I had a glitch, now overcome, buying a mouthpiece due to not knowing the meaning of PM.
I have been looking for further information on how to use the forum, but so far have only found a list of acronyms which did not include the one I was unsure on and a brief description of the forum software. 

Can someone please direct me to the information on use of the forum,
ie., how to contact moderators, a guide for forum novices, explantions of common terminology and practise.

Sorry about the glum face it got posted by mistake, I tried to put a light bulb.


----------



## milandro (Dec 22, 2006)

I always found that it is pretty much self-explanatory once you start using it but if it helps

http://forum.saxontheweb.net/forumdisplay.php?130-Forum-General-Info-FAQ

these are some general info

The best way to contact mods (busy people but very kind ) is to PM (now you know what it means) them


----------



## Saxland (Dec 6, 2004)

Its broken up into subforums: http://forum.saxontheweb.net/forum.php

New members questions: http://forum.saxontheweb.net/showthread.php?110774-Useful-Information-for-New-Members

List of moderators: http://forum.saxontheweb.net/showgroups.php You can contact them or almost anyone here through Privite Message , otherwise known as PM just under the sax logo.

Click on your user name or anyones in a post and you will see PM and more options.
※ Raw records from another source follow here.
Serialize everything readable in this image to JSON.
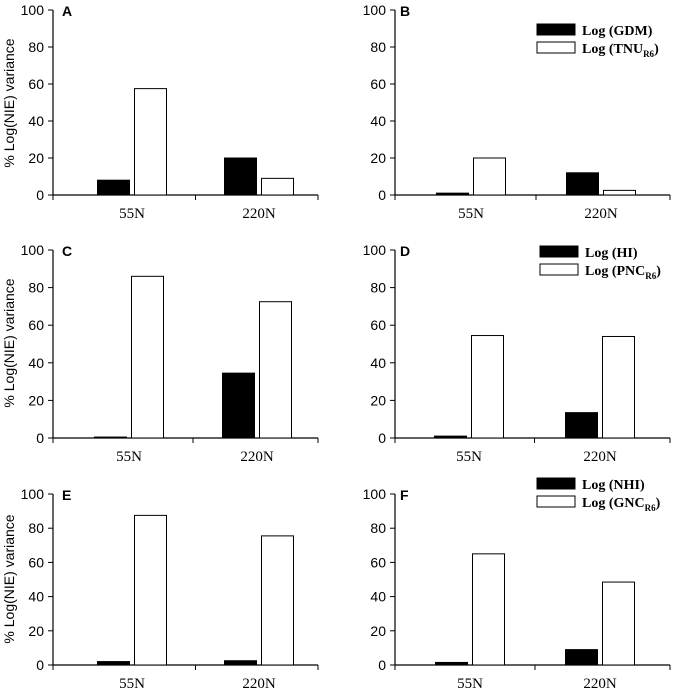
{
  "chart_data": [
    {
      "panel": "A",
      "type": "bar",
      "categories": [
        "55N",
        "220N"
      ],
      "series": [
        {
          "name": "Log (GDM)",
          "fill": "#000000",
          "values": [
            8,
            20
          ]
        },
        {
          "name": "Log (TNU_R6)",
          "fill": "#ffffff",
          "values": [
            57.5,
            9
          ]
        }
      ],
      "ylabel": "% Log(NIE) variance",
      "ylim": [
        0,
        100
      ],
      "yticks": [
        "0",
        "20",
        "40",
        "60",
        "80",
        "100"
      ],
      "legend": null
    },
    {
      "panel": "B",
      "type": "bar",
      "categories": [
        "55N",
        "220N"
      ],
      "series": [
        {
          "name": "Log (GDM)",
          "fill": "#000000",
          "values": [
            1,
            12
          ]
        },
        {
          "name": "Log (TNU_R6)",
          "fill": "#ffffff",
          "values": [
            20,
            2.5
          ]
        }
      ],
      "ylabel": "",
      "ylim": [
        0,
        100
      ],
      "yticks": [
        "0",
        "20",
        "40",
        "60",
        "80",
        "100"
      ],
      "legend": {
        "main": [
          "Log (GDM)",
          "Log (TNU"
        ],
        "sub": [
          "",
          "R6"
        ],
        "tail": [
          "",
          ")"
        ]
      }
    },
    {
      "panel": "C",
      "type": "bar",
      "categories": [
        "55N",
        "220N"
      ],
      "series": [
        {
          "name": "Log (HI)",
          "fill": "#000000",
          "values": [
            0.5,
            34.5
          ]
        },
        {
          "name": "Log (PNC_R6)",
          "fill": "#ffffff",
          "values": [
            86,
            72.5
          ]
        }
      ],
      "ylabel": "% Log(NIE) variance",
      "ylim": [
        0,
        100
      ],
      "yticks": [
        "0",
        "20",
        "40",
        "60",
        "80",
        "100"
      ],
      "legend": null
    },
    {
      "panel": "D",
      "type": "bar",
      "categories": [
        "55N",
        "220N"
      ],
      "series": [
        {
          "name": "Log (HI)",
          "fill": "#000000",
          "values": [
            1,
            13.5
          ]
        },
        {
          "name": "Log (PNC_R6)",
          "fill": "#ffffff",
          "values": [
            54.5,
            54
          ]
        }
      ],
      "ylabel": "",
      "ylim": [
        0,
        100
      ],
      "yticks": [
        "0",
        "20",
        "40",
        "60",
        "80",
        "100"
      ],
      "legend": {
        "main": [
          "Log (HI)",
          "Log (PNC"
        ],
        "sub": [
          "",
          "R6"
        ],
        "tail": [
          "",
          ")"
        ]
      }
    },
    {
      "panel": "E",
      "type": "bar",
      "categories": [
        "55N",
        "220N"
      ],
      "series": [
        {
          "name": "Log (NHI)",
          "fill": "#000000",
          "values": [
            2,
            2.5
          ]
        },
        {
          "name": "Log (GNC_R6)",
          "fill": "#ffffff",
          "values": [
            87.5,
            75.5
          ]
        }
      ],
      "ylabel": "% Log(NIE) variance",
      "ylim": [
        0,
        100
      ],
      "yticks": [
        "0",
        "20",
        "40",
        "60",
        "80",
        "100"
      ],
      "legend": null
    },
    {
      "panel": "F",
      "type": "bar",
      "categories": [
        "55N",
        "220N"
      ],
      "series": [
        {
          "name": "Log (NHI)",
          "fill": "#000000",
          "values": [
            1.5,
            9
          ]
        },
        {
          "name": "Log (GNC_R6)",
          "fill": "#ffffff",
          "values": [
            65,
            48.5
          ]
        }
      ],
      "ylabel": "",
      "ylim": [
        0,
        100
      ],
      "yticks": [
        "0",
        "20",
        "40",
        "60",
        "80",
        "100"
      ],
      "legend": {
        "main": [
          "Log (NHI)",
          "Log (GNC"
        ],
        "sub": [
          "",
          "R6"
        ],
        "tail": [
          "",
          ")"
        ]
      }
    }
  ]
}
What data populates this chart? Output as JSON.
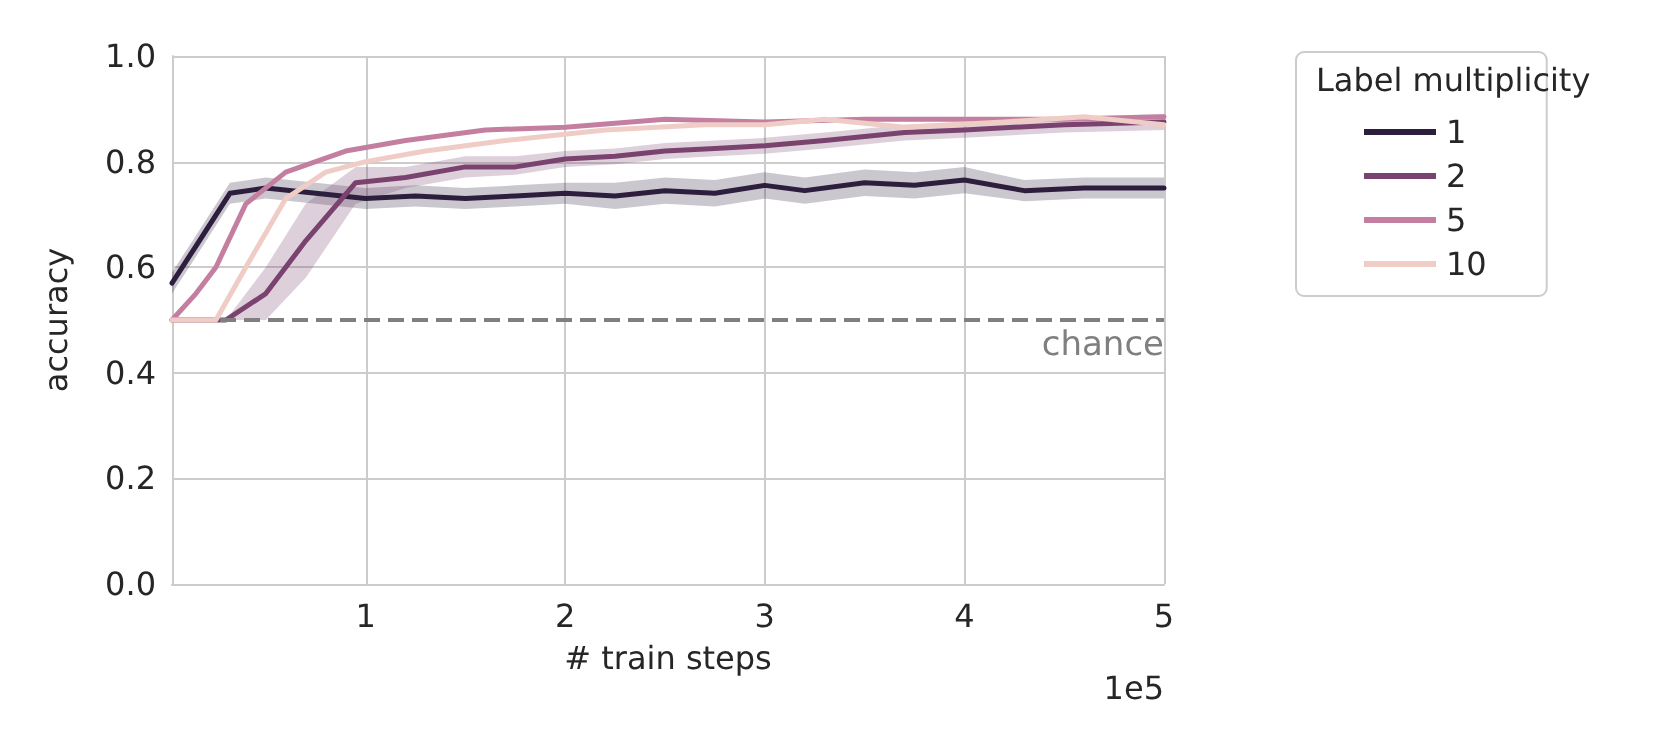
{
  "chart_data": {
    "type": "line",
    "xlabel": "# train steps",
    "ylabel": "accuracy",
    "legend_title": "Label multiplicity",
    "annotations": [
      "1e5"
    ],
    "xlim": [
      0.03,
      5
    ],
    "xticks": [
      1,
      2,
      3,
      4,
      5
    ],
    "ylim": [
      0,
      1
    ],
    "yticks": [
      {
        "value": 0,
        "label": "0.0"
      },
      {
        "value": 0.2,
        "label": "0.2"
      },
      {
        "value": 0.4,
        "label": "0.4"
      },
      {
        "value": 0.6,
        "label": "0.6"
      },
      {
        "value": 0.8,
        "label": "0.8"
      },
      {
        "value": 1,
        "label": "1.0"
      }
    ],
    "grid": true,
    "legend": "top right",
    "line_style": "solid",
    "marker": "none",
    "ref_lines": [
      {
        "axis": "y",
        "value": 0.5,
        "label": "chance",
        "color": "#7f7f7f",
        "line_style": "dashed"
      }
    ],
    "series": [
      {
        "name": "1",
        "color": "#2d1e3e",
        "x": [
          0.03,
          0.15,
          0.32,
          0.5,
          0.75,
          1,
          1.25,
          1.5,
          1.75,
          2,
          2.25,
          2.5,
          2.75,
          3,
          3.2,
          3.5,
          3.75,
          4,
          4.3,
          4.6,
          5
        ],
        "values": [
          0.57,
          0.64,
          0.74,
          0.75,
          0.74,
          0.73,
          0.735,
          0.73,
          0.735,
          0.74,
          0.735,
          0.745,
          0.74,
          0.755,
          0.745,
          0.76,
          0.755,
          0.765,
          0.745,
          0.75,
          0.75
        ],
        "lower": [
          0.55,
          0.62,
          0.72,
          0.73,
          0.72,
          0.71,
          0.715,
          0.71,
          0.715,
          0.72,
          0.71,
          0.72,
          0.715,
          0.73,
          0.72,
          0.735,
          0.73,
          0.74,
          0.725,
          0.73,
          0.73
        ],
        "upper": [
          0.59,
          0.66,
          0.76,
          0.77,
          0.76,
          0.75,
          0.755,
          0.75,
          0.755,
          0.76,
          0.76,
          0.77,
          0.765,
          0.78,
          0.77,
          0.785,
          0.78,
          0.79,
          0.765,
          0.77,
          0.77
        ]
      },
      {
        "name": "2",
        "color": "#7a426f",
        "x": [
          0.03,
          0.3,
          0.5,
          0.7,
          0.95,
          1.2,
          1.5,
          1.75,
          2,
          2.25,
          2.5,
          2.75,
          3,
          3.3,
          3.7,
          4,
          4.5,
          5
        ],
        "values": [
          0.5,
          0.5,
          0.55,
          0.65,
          0.76,
          0.77,
          0.79,
          0.79,
          0.805,
          0.81,
          0.82,
          0.825,
          0.83,
          0.84,
          0.855,
          0.86,
          0.87,
          0.875
        ],
        "lower": [
          0.5,
          0.5,
          0.5,
          0.58,
          0.72,
          0.75,
          0.77,
          0.775,
          0.79,
          0.795,
          0.805,
          0.81,
          0.815,
          0.825,
          0.84,
          0.845,
          0.855,
          0.86
        ],
        "upper": [
          0.5,
          0.5,
          0.6,
          0.72,
          0.79,
          0.79,
          0.81,
          0.81,
          0.82,
          0.825,
          0.835,
          0.84,
          0.845,
          0.855,
          0.87,
          0.875,
          0.885,
          0.89
        ]
      },
      {
        "name": "5",
        "color": "#c47fa0",
        "x": [
          0.03,
          0.15,
          0.25,
          0.4,
          0.6,
          0.9,
          1.2,
          1.6,
          2,
          2.5,
          3,
          3.5,
          4,
          4.5,
          5
        ],
        "values": [
          0.5,
          0.55,
          0.6,
          0.72,
          0.78,
          0.82,
          0.84,
          0.86,
          0.865,
          0.88,
          0.875,
          0.88,
          0.88,
          0.88,
          0.885
        ]
      },
      {
        "name": "10",
        "color": "#efcdc6",
        "x": [
          0.03,
          0.25,
          0.4,
          0.6,
          0.8,
          1,
          1.3,
          1.7,
          2.2,
          2.7,
          3,
          3.3,
          3.7,
          4.2,
          4.6,
          5
        ],
        "values": [
          0.5,
          0.5,
          0.6,
          0.73,
          0.78,
          0.8,
          0.82,
          0.84,
          0.86,
          0.87,
          0.87,
          0.88,
          0.865,
          0.875,
          0.885,
          0.87
        ]
      }
    ]
  }
}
It takes a little while to see all the options, but it is user friendly here.

You can do a google search as well, its on the top to the right of the Saxontheweb logo, the sax with the sunglassses. Anyone know if that personified sax has a name?


----------



## kavala (Oct 17, 2005)

FWIW, I find the best way to check out TLA's (three letter acronyms), or any acronym 
for that matter, is to type it into Google.

Also check this out....
http://www.acronymfinder.com/


----------



## kcp (Feb 2, 2003)

I guess that you no longer need to contact a moderator now that the membership has done the most excellent job at answering your questions :bluewink:


----------



## MyMartinTenor (Jul 23, 2008)

"PM" means "private message." Click on a user's name, and a box of options appears. One is "private message." Click that, and it works like e-mail internal to the forum, which is private (only between you and that other user).


----------



## Sigmund451 (Aug 8, 2003)

Use the search button when looking for information before asking. You will get flamed less 

The forum has been going for years and nearly everything has been talked about once....or ten times.


----------



## DECLANOMAD (Oct 9, 2008)

Thanks for the informative, and informative and wry replies. 
Helping hands make better music?


----------